There is also this. Our country, whether the fact pleases the liberals of today or not, was born a slave-holding country. It is neither the first country nor the last to be so; and that fact cannot be erased. If we begin sorting through the past in the hunt for slave owners, we will have to come up against the fact sooner or later that the very men who framed our Constitution were slave owners; that that Constitution itself, if in a shy way, countenanced the business; that our government at its very conception was tied to the idea of slavery. It has since worked slavery out of its system, as it were; but if one begins now to look suspiciously into the origins of the country with the will to eradicate everything in it which does not stand right with us today, sooner or later the foundation of the country itself will come under scrutiny. Those who attack Confederate monuments today, will attack the very form of American government tomorrow.
“Well enough—they should have their democratic say, should they not?” But at this point there is little I can do save hold my tongue about two or three things.
I will close, then, with a simple question regarding the motives of these brave protesters against a long-since defeated Confederacy.
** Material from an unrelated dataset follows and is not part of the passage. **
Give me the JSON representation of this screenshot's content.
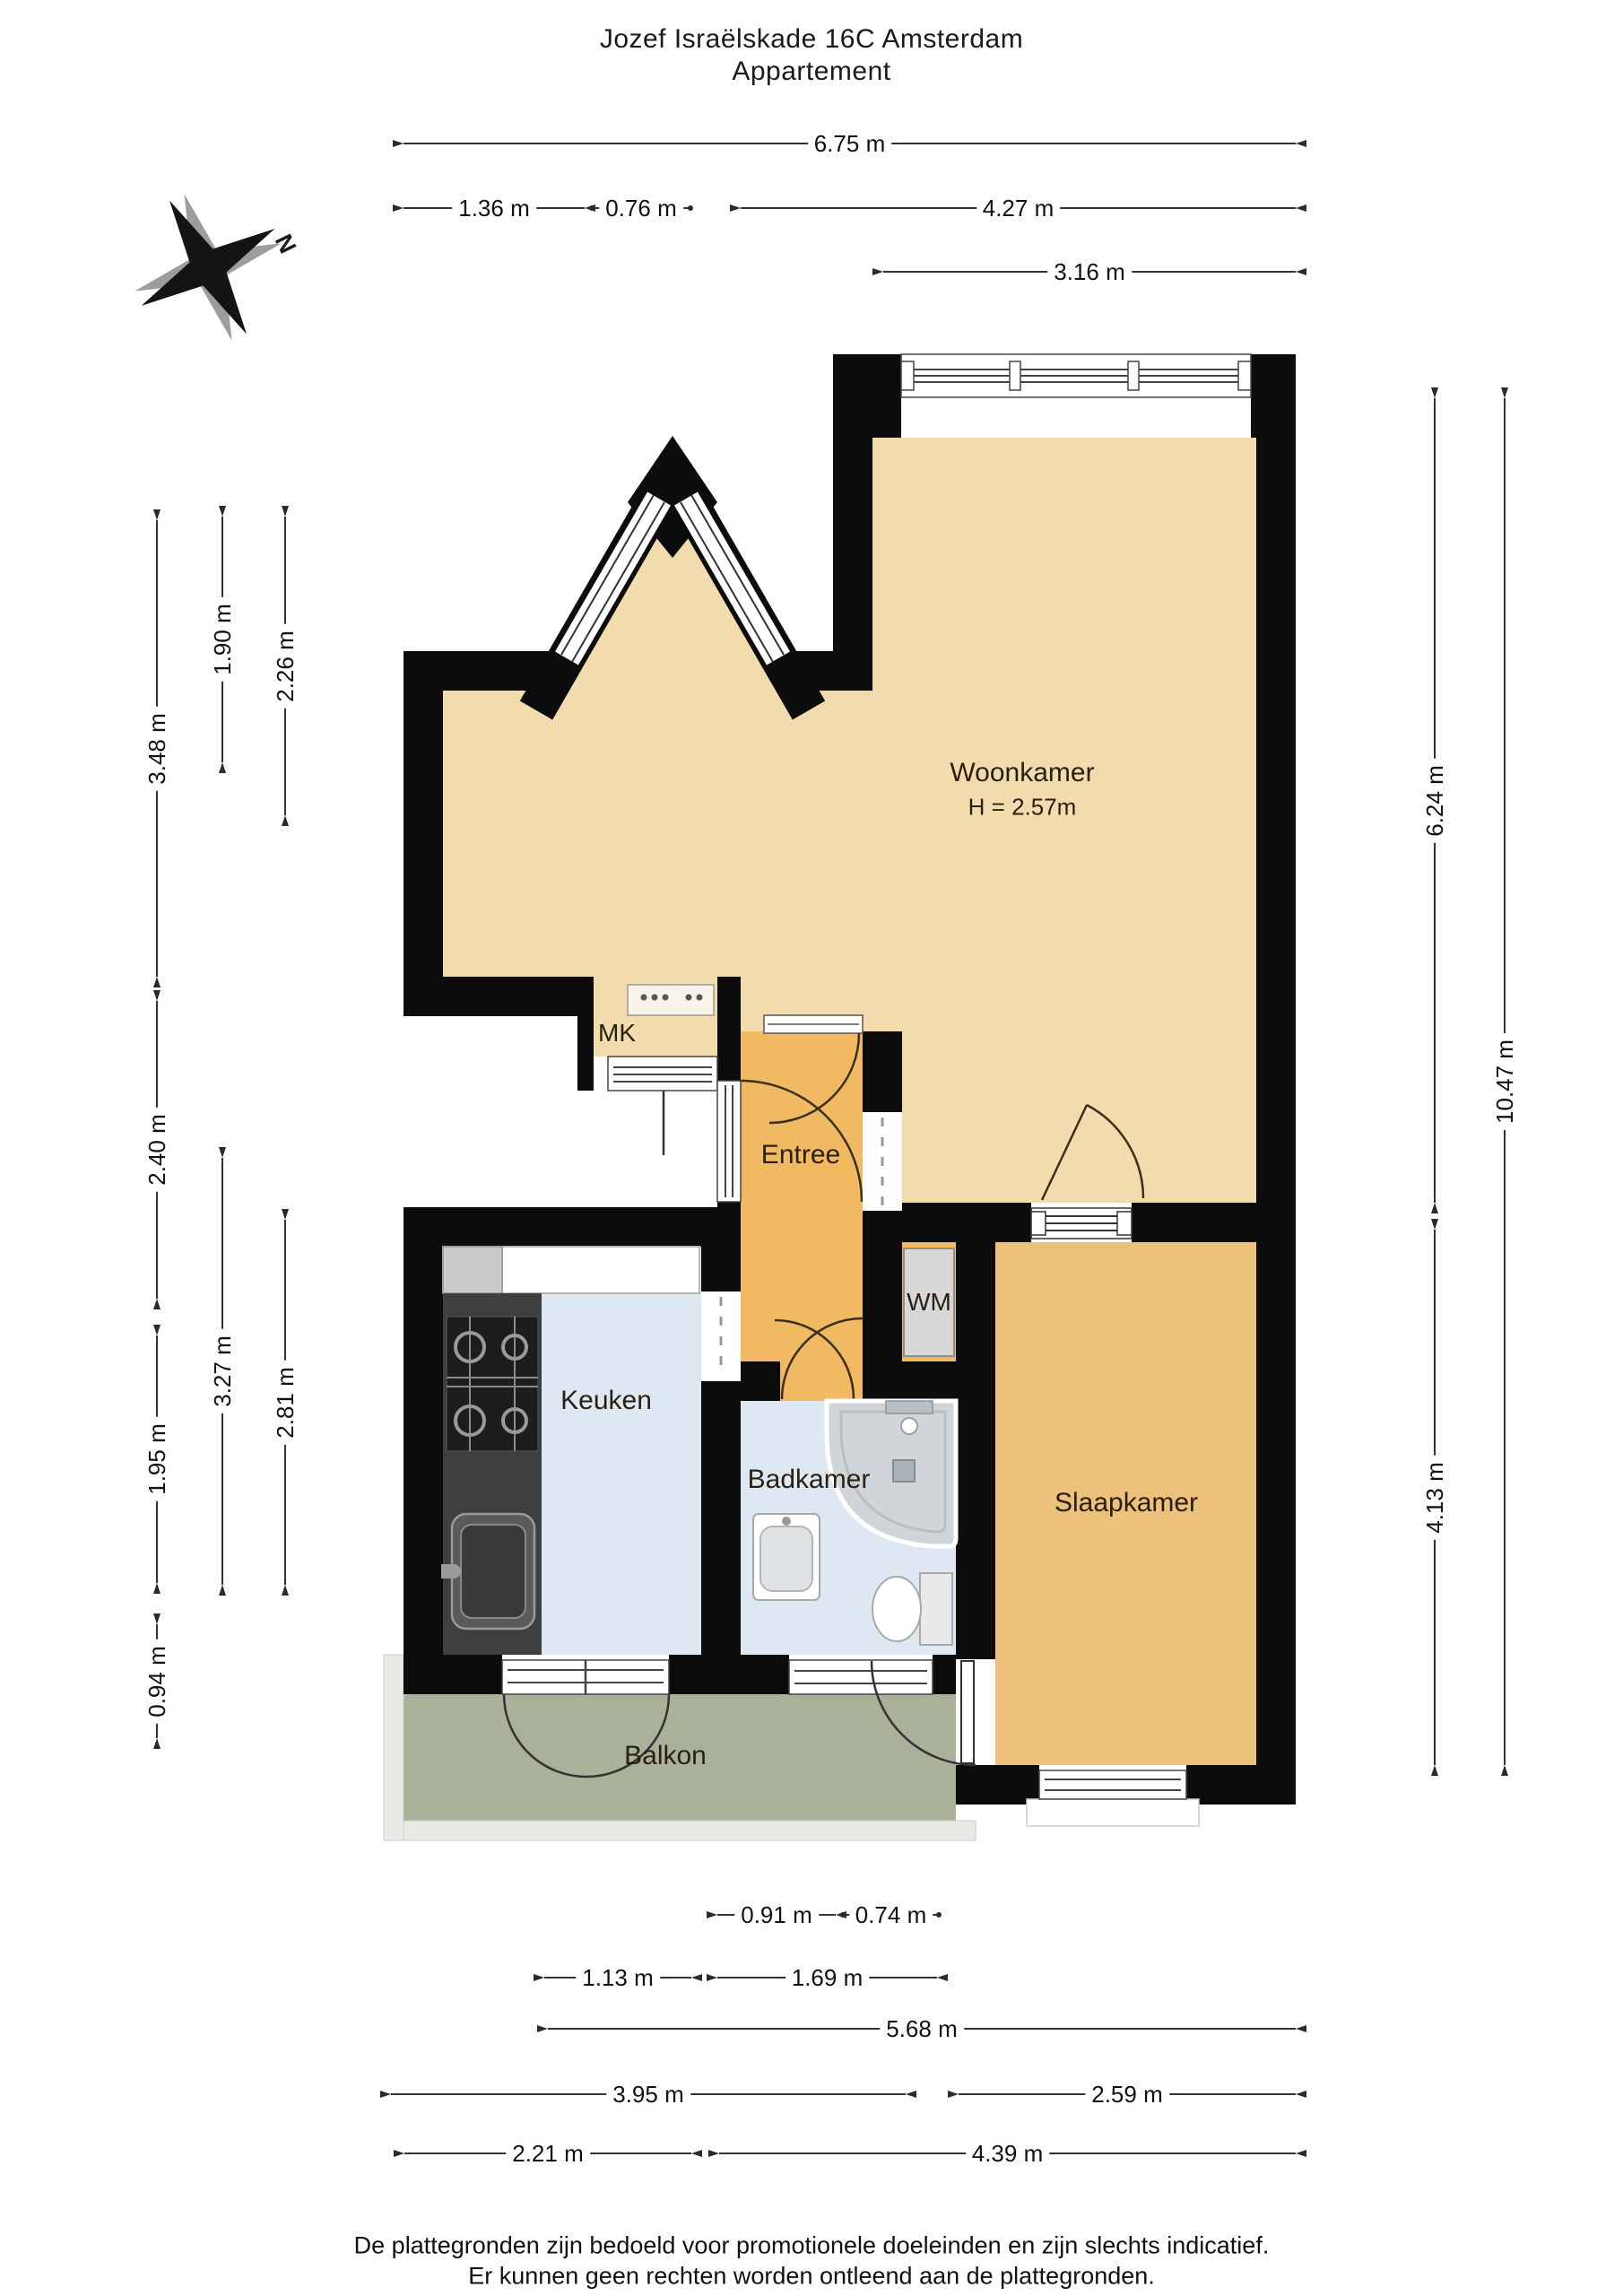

Let us assume that they are sincere; many of them surely are. Yet what are they doing moiling about the statues of men who left this world better than a century past, when the very country they would like to purge of its sins is embroiled in several foreign wars? Why do you think the press occupies itself so contentedly with these matters, while ignoring altogether the bad work of American agents abroad? What do these protestors know or care about the suffering now occurring in Syria and Afghanistan (this last is the longest war of American history)—not to speak of Yemen, which is almost never even so much as mentioned by the mainstream press? And does not their manifest indifference to this question render their rectitude, if not their sincerity, somewhat questionable?
Does it not betray everything that they occupy themselves with the dead, and not the dying?